An important chapter in my professional experience is, without doubt, linked to the preparation of the delicate phases of pre and postpartum.

The idea – born out of the objective need to follow my young students during pregnancy, allowing them to continue to train safely despite psychophysical changes – was to prepare my students to face childbirth with maximum efficiency and then recover anatomical-functional, and therefore aesthetic, aspects in a short time.

At the time the gymnastic techniques devoted to this were unsatisfactory and were, above all, very dated.

Abdominal Hypopressive Gymnastics (AHG)

In 2012, Abdominal Hypopressive Gymnastics (AHG) (AHG) arrived in Italy, created by Dr. Marcel Caufriez, it marked a real revolution both from the therapeutic point of view in the context of urogenital problems, and from the postural point of view as regards developments in fitness Functional Systemic Reprogramming (RSF).

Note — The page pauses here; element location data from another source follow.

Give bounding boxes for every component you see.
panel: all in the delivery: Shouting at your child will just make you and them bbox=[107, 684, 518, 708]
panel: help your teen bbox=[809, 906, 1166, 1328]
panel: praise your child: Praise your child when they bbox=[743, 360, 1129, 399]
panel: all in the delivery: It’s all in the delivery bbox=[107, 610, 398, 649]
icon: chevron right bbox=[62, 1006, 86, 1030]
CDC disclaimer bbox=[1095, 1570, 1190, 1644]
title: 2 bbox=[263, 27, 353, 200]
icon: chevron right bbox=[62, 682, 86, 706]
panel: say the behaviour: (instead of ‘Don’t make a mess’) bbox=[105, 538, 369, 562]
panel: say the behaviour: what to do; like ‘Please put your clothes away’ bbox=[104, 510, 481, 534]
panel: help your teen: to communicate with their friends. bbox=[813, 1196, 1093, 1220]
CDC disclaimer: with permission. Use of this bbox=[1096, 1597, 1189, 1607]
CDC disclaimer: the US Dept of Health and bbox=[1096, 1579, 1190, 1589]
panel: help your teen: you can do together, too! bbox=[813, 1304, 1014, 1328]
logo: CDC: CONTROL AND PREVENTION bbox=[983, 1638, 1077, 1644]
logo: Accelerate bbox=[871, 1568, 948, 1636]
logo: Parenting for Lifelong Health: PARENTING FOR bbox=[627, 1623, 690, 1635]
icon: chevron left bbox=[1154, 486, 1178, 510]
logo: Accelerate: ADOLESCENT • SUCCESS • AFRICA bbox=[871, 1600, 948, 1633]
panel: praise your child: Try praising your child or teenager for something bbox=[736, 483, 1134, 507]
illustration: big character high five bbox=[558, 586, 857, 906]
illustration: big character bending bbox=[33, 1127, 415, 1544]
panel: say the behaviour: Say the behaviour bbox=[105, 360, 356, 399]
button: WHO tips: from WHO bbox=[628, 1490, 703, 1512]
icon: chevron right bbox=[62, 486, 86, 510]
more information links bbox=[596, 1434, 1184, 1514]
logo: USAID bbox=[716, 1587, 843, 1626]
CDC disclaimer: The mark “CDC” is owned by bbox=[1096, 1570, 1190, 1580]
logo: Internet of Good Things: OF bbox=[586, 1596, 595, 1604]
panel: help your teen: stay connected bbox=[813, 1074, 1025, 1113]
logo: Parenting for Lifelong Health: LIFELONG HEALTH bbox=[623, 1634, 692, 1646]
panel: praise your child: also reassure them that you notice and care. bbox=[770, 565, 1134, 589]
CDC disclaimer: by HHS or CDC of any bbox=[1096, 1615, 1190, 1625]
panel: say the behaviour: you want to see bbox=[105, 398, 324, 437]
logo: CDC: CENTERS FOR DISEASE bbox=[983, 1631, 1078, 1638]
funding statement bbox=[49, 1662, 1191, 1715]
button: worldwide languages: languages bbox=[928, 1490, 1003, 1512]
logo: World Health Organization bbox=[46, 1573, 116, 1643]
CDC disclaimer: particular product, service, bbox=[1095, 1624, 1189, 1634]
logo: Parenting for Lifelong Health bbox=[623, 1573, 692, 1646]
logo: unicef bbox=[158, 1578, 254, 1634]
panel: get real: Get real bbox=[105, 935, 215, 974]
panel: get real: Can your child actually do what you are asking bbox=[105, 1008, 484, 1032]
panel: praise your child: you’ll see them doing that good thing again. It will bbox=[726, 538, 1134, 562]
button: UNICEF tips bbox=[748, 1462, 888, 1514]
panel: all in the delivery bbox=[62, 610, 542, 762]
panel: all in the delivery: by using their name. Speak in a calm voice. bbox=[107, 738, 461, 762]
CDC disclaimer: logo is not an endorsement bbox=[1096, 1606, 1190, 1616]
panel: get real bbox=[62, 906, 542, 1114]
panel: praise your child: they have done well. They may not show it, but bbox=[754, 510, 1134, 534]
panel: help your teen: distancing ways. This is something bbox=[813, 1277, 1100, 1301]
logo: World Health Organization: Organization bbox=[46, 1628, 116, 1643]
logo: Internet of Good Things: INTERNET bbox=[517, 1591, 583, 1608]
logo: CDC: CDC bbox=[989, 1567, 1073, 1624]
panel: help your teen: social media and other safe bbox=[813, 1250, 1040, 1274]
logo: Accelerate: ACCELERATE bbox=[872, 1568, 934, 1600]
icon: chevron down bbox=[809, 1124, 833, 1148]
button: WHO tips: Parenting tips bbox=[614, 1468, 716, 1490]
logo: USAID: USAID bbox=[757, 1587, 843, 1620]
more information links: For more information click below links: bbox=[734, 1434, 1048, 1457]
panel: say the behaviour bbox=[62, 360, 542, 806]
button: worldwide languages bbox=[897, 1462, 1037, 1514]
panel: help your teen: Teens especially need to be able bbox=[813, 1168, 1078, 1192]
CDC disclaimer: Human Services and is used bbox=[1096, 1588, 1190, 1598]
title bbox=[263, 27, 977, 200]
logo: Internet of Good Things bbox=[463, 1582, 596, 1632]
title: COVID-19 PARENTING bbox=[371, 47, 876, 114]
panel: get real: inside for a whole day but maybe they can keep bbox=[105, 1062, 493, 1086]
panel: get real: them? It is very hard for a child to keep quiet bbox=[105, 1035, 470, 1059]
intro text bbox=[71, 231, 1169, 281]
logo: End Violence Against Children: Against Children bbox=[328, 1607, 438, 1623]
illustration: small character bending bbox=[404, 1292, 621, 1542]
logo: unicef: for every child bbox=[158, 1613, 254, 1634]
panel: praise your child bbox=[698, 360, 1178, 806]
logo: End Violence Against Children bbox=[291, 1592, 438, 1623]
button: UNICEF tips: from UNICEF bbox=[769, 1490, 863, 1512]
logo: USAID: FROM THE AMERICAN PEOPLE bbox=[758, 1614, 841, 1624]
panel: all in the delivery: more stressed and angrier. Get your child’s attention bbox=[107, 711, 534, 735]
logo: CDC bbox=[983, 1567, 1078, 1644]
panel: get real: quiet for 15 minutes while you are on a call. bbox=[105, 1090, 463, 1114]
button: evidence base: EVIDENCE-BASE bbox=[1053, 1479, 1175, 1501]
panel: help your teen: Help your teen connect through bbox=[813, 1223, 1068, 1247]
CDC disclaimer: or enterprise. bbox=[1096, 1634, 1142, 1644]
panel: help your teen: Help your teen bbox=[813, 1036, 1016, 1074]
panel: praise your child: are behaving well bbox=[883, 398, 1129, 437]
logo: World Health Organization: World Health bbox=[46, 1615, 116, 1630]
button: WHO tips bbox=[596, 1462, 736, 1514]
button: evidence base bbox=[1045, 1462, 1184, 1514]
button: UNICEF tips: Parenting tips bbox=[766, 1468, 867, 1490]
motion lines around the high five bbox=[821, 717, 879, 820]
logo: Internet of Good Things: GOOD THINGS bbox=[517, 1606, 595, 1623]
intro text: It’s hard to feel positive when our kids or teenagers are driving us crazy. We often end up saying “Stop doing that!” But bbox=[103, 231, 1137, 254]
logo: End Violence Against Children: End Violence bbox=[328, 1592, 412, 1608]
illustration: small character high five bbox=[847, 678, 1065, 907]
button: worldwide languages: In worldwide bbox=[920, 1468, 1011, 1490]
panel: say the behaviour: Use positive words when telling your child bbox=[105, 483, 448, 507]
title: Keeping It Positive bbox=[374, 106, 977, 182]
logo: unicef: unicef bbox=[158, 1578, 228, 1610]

I therefore immediately took part in the first training course in Italy, specialising at the highest levels in both courses and introducing this discipline to those those taught in my studio.

Despite the considerable initial difficulties, because my clients found it tiring and boring at first and no one understood what it was (the prefix ‘hipo’  was certainly not attractive), I strongly believed in this new approach, getting great results and not only in the case of postpartum.

The contribution to athletics training

Pilates and Hypopressive Techniques, in particular Functional Systemic Reprogramming, are the techniques I use most in relation to athletics training in different sports, for the most part to increase balance, coordination and core strengthening.

With Gyrotonic and Gyrokinesis, I make my contribution to the physical training of athletes from other disciplines, including golfers, gymnasts and dancers, in terms of flexibility, joint mobility and dynamism.

Pilates for children and teenagers

For some years now, in my studio, I have been experimenting with Pilates for children, with a weekly class, divided by age groups (first and second cycles of elementary school).

Thanks to a particular approach to teaching, in which play makes the lessons engaging, children’s concentration and posture improves, along with their ability to coordinate and balance.

The growing number of teenage students has also led me to develop a specific teaching methodology for them, with which I pursue functional objectives for their important and delicate process of development.